Justine sat and mused on these things after leaving her friend exhausted upon a tearful pillow. She felt that she had perhaps taken too large a survey of the situation—that the question whether there could ever be happiness between this tormented pair was not one to concern those who struggled for their welfare. Most marriages are a patchwork of jarring tastes and ill-assorted ambitions—if here and there, for a moment, two colours blend, two textures are the same, so much the better for the pattern! Justine, certainly, could foresee in reunion no positive happiness for either of her friends; but she saw positive disaster for Bessy in separation from her husband….

Suddenly she rose from her chair by the falling fire, and crossed over to the writing-table. She would write to Amherst herself—she would tell him to come. The decision once reached, hope flowed back to her heart—the joy of action so often deceived her into immediate faith in its results!

“Dear Mr. Amherst,” she wrote, “the last time I saw you, you told me you would remember what I said. I ask you to do so now—to remember that I urged you not to be away too long. I believe you ought to come back now, though I know Bessy will not ask you to. I am writing without her knowledge, but with the conviction that she needs you, though perhaps without knowing it herself….”

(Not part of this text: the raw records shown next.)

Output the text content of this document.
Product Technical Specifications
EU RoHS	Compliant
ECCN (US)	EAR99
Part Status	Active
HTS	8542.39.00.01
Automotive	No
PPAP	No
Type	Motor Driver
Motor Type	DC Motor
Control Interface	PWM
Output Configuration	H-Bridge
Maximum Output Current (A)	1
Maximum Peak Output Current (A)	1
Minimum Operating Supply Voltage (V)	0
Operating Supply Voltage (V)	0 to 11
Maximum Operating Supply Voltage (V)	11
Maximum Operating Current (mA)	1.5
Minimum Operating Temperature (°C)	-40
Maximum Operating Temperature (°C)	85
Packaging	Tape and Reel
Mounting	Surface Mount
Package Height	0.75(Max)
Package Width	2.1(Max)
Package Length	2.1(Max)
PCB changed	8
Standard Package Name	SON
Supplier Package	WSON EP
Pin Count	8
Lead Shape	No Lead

She paused, and laid down her pen. Why did it make her so happy to write to him? Was it merely the sense of recovered helpfulness, or something warmer, more personal, that made it a joy to trace his name, and to remind him of their last intimate exchange of words? Well—perhaps it was that too. There were moments when she was so mortally lonely that any sympathetic contact with another life sent a glow into her veins—that she was thankful to warm herself at any fire.

XXV

BESSY, languidly glancing through her midday mail some five days later, uttered a slight exclamation as she withdrew her finger-tip from the flap of the envelope she had begun to open.

It was a black sleety day, with an east wind bowing the trees beyond the drenched window-panes, and the two friends, after luncheon, had withdrawn to the library, where Justine sat writing notes for Bessy, while the latter lay back in her armchair, in the state of dreamy listlessness into which she always sank when not under the stimulus of amusement or exercise.